Part 1: The Energy of Data  1. Introduction  2. Preliminaries  3. Energy Distance  4. Introduction to Energy Inference  5. Goodness-of-Fit  6. Testing Multivariate Normality  7. Eigenvalues for One-Sample E-Statistics  8. Generalized Goodness-of-Fit  9. Multi-sample Energy Statistics  10. Energy in Metric Spaces and Other Distances  Part 2: Distance Correlation and Dependence  11. On Correlation and Other Measures of Association  12. Distance Correlation  13. Testing Independence  14. Applications and Extensions  15. Brownian Distance Covariance  16. U-statistics and Unbiased dCov2  17. Partial Distance Correlation  18. The Numerical Value of dCor  19. The dCor t-test of Independence in High Dimension  20. Computational Algorithms  21. Time Series and Distance Correlation  22. Axioms of Dependence Measures  23. Earth Mover's Correlation  24. Appendix A: Historical Background  25. Appendix B: Prehistory

Biography

Gábor J. Székely graduated from Eötvös Loránd University, Budapest, Hungary (ELTE) with MS in 1970, and Ph. D. in 1971. He joined the Department of Probability Theory of ELTE in 1970. In 1989 he became the funding chair of the Department of Stochastics of the Budapest Institute of Technology (Technical University of Budapest). In 1995 Székely moved to the US. Before that, in 1990-91 he was the first distinguished Lukacs Professor at Bowling Green State University, Ohio. Székely had several visiting positions, e.g., at the University of Amsterdam in 1976 and at Yale University in 1989. Between 1985 and 1995 he was the first Hungarian director of Budapest Semesters in Mathematics. Between 2006 and 2022, until his retirement, he was program director of statistics of the National Science Foundation (USA). Székely has almost 250 publications, including six books in several languages. In 1988 he received the Rollo Davidson Prize from Cambridge University, jointly with Imre Z. Ruzsa for their work on algebraic probability theory. In 2010 Székely became an elected fellow of the Institute of Mathematical Statistics for his seminal work on physics concepts in statistics like energy statistics and distance correlation. Székely was invited speaker at several Joint Statistics Meetings and also organizer of invited sessions on energy statistics and distance correlation. Székely has two children, Szilvia and Tamás, and six grandchildren: Elisa, Anna, Michaël and Lea, Eszter, Avi who live in Brussels, Belgium and Basel, Switzerland. Székely and his wife, Judit, live in McLean, Virginia and Budapest, Hungary.

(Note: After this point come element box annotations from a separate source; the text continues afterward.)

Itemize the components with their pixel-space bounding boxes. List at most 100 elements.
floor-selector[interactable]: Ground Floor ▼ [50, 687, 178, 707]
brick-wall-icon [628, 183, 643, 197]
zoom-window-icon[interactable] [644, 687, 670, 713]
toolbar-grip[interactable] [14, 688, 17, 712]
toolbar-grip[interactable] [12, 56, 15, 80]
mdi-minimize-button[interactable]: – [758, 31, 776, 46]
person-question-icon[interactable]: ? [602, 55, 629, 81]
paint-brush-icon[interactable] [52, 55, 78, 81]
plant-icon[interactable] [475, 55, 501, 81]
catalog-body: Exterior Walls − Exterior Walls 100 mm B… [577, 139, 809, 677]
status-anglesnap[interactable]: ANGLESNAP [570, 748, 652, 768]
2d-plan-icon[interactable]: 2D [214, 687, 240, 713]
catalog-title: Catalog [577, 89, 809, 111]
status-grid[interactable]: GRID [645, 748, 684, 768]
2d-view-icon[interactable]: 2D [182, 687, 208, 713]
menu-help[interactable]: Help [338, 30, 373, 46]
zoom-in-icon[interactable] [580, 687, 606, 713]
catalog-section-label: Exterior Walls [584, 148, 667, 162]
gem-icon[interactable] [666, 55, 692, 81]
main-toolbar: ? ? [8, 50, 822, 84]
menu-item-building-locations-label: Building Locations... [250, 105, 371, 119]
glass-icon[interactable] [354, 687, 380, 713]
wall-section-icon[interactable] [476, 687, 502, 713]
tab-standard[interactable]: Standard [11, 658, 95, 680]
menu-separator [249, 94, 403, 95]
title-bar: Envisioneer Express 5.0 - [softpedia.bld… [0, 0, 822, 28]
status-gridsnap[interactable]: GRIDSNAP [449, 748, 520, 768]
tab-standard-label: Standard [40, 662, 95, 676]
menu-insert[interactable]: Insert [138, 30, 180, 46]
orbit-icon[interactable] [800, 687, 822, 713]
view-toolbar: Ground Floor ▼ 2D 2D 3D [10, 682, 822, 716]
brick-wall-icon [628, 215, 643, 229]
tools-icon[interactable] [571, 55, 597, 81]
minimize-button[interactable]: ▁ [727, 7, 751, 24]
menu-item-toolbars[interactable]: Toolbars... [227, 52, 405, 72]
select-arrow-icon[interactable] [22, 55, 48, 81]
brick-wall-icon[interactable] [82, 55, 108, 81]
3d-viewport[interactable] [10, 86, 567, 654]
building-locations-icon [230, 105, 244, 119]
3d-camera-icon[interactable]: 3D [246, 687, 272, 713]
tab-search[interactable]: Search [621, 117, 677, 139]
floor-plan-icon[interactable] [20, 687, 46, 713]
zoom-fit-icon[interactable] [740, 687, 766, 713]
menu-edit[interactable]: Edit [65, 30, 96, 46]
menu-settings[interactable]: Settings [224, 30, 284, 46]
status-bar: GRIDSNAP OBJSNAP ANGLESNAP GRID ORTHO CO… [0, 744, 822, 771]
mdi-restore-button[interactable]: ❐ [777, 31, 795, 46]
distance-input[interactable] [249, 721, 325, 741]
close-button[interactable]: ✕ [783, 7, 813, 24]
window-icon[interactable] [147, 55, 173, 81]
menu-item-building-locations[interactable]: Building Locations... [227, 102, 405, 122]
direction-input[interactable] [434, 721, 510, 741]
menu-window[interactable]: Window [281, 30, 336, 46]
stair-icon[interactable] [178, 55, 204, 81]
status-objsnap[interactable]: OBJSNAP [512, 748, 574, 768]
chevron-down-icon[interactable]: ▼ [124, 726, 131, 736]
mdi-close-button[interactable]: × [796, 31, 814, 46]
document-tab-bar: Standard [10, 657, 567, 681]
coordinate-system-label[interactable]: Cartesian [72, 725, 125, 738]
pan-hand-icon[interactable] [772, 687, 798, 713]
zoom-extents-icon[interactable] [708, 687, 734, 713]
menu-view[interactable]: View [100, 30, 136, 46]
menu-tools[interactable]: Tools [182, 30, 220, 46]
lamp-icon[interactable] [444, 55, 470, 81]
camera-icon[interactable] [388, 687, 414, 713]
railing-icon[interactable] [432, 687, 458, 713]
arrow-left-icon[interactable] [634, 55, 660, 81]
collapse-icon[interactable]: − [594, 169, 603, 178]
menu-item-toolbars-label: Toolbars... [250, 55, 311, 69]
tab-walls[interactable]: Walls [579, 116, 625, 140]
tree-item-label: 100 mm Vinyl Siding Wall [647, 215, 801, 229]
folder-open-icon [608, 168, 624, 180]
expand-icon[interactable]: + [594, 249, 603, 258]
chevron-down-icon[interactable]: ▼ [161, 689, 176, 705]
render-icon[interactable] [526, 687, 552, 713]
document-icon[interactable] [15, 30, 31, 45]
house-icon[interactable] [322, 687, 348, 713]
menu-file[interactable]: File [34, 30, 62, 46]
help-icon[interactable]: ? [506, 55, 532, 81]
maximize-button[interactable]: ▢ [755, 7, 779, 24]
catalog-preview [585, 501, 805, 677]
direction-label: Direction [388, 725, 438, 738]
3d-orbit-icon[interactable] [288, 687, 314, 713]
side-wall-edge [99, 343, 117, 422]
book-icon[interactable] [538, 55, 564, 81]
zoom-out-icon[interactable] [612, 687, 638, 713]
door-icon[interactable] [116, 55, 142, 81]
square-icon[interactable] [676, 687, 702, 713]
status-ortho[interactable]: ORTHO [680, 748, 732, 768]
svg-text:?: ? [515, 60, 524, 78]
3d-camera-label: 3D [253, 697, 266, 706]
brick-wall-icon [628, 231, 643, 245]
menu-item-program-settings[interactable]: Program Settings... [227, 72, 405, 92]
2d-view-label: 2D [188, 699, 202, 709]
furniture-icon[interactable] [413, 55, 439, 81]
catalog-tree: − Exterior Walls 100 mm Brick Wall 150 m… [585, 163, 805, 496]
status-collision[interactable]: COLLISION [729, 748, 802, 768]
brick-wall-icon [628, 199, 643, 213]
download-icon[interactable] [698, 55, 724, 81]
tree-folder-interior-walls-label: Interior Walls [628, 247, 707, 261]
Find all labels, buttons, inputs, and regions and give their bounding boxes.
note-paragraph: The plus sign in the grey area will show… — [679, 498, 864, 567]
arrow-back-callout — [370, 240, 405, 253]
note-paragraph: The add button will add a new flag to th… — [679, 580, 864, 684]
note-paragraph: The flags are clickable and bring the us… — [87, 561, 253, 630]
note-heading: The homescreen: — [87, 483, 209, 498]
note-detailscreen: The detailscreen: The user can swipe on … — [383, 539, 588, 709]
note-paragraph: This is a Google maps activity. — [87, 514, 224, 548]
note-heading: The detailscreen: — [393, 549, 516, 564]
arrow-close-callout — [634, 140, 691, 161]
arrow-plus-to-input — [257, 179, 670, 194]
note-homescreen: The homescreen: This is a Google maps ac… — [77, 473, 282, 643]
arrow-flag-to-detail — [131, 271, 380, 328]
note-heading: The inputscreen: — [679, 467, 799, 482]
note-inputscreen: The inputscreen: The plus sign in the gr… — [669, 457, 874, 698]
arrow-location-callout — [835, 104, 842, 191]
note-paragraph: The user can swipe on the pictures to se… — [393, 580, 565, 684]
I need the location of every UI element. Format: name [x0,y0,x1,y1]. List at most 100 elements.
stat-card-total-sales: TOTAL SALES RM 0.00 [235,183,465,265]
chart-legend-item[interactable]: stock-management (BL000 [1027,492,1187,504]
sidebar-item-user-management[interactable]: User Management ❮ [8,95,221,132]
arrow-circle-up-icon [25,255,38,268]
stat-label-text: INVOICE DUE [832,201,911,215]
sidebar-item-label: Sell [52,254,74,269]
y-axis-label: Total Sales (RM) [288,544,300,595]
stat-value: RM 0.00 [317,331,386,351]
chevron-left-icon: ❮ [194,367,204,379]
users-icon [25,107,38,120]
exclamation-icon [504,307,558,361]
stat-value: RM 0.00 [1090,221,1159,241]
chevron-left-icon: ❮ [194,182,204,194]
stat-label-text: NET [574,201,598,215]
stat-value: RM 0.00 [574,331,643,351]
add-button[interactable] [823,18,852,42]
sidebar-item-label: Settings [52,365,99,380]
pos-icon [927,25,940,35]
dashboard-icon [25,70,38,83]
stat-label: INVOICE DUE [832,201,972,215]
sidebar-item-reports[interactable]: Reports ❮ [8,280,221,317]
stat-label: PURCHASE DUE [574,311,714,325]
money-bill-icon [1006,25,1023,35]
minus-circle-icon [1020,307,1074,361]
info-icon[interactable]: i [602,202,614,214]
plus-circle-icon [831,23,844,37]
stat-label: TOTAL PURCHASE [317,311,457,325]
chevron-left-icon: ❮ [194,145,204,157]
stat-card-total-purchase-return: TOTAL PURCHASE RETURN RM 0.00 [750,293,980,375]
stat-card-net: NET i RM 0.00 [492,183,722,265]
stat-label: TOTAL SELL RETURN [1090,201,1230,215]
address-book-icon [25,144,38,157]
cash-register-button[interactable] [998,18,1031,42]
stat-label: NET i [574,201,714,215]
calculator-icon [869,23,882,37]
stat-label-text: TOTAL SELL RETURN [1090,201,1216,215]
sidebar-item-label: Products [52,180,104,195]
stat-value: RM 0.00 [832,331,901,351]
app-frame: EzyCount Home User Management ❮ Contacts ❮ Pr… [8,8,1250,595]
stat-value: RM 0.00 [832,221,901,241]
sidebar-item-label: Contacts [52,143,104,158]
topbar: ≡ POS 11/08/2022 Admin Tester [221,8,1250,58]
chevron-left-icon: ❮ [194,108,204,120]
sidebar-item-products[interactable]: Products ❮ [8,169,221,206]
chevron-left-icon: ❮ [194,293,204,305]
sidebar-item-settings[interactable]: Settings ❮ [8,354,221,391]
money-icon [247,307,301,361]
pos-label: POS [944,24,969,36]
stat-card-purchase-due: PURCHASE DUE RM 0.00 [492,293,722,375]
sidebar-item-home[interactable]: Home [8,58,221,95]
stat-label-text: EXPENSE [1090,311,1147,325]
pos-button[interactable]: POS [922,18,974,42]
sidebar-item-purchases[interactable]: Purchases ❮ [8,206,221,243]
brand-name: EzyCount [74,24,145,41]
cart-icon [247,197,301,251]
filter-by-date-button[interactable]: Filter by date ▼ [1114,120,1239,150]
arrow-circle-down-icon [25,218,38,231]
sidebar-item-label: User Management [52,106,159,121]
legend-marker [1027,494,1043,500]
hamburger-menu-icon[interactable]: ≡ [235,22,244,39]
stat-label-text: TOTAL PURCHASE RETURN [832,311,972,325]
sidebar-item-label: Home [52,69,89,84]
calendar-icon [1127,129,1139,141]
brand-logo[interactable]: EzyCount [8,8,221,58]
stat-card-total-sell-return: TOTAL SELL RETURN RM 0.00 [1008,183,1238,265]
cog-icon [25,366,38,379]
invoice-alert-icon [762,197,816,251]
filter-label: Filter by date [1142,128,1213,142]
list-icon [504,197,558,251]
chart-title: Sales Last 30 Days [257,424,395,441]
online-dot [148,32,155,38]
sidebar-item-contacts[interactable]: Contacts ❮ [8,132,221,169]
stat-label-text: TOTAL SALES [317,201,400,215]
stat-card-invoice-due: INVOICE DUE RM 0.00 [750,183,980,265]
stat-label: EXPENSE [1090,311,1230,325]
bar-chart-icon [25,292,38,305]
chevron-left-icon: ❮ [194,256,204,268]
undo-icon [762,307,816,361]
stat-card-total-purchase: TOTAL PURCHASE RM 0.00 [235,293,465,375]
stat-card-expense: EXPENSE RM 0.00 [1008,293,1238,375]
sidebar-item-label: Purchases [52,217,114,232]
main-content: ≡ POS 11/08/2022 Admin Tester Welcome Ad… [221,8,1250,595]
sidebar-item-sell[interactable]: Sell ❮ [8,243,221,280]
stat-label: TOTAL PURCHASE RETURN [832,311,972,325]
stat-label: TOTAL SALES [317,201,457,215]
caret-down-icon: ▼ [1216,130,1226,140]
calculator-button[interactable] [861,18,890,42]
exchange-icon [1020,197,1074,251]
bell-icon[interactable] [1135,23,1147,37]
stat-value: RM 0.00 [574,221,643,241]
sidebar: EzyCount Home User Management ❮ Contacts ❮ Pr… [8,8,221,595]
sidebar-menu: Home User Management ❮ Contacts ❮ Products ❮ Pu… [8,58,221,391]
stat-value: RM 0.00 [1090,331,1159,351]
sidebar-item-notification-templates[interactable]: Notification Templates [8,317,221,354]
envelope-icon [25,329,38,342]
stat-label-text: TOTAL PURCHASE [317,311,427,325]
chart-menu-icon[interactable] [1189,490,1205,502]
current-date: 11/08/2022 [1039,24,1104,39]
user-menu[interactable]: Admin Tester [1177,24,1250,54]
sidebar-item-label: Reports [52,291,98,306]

Maria L. Rizzo is Professor in the Department of Mathematics and Statistics at Bowling Green State University in Bowling Green, Ohio, where she teaches statistics, actuarial science, computational statistics, statistical programming and data science. Prior to joining the faculty at BGSU in 2006, she was a faculty member of the Department of Mathematics at Ohio University in Athens, Ohio. Her main research area is energy statistics and distance correlation. She is the software developer and maintainer of the energy package for R, and author of textbooks on statistical computing: "Statistical Computing with R" 1st and 2nd editions, "R by Example" (2nd edition in progress) with Jim Albert, and a forthcoming textbook on data science. Dr. Rizzo has eight PhD students and one current student, almost all with dissertations on energy statistics. Outside of work she enjoys spending time with her family including her husband, daughters, grandchildren and a large extended family.

"Many dozens of theorems are proved, various R codes with numerical examples are provided, and multiple exercises are given in each chapter... The book and corresponding software can be useful for instructors and students in advanced statistical courses, and for researchers and practitioners in data analysis."

Stan LipovetskyIpsos, Technometrics, 22nd August 2023.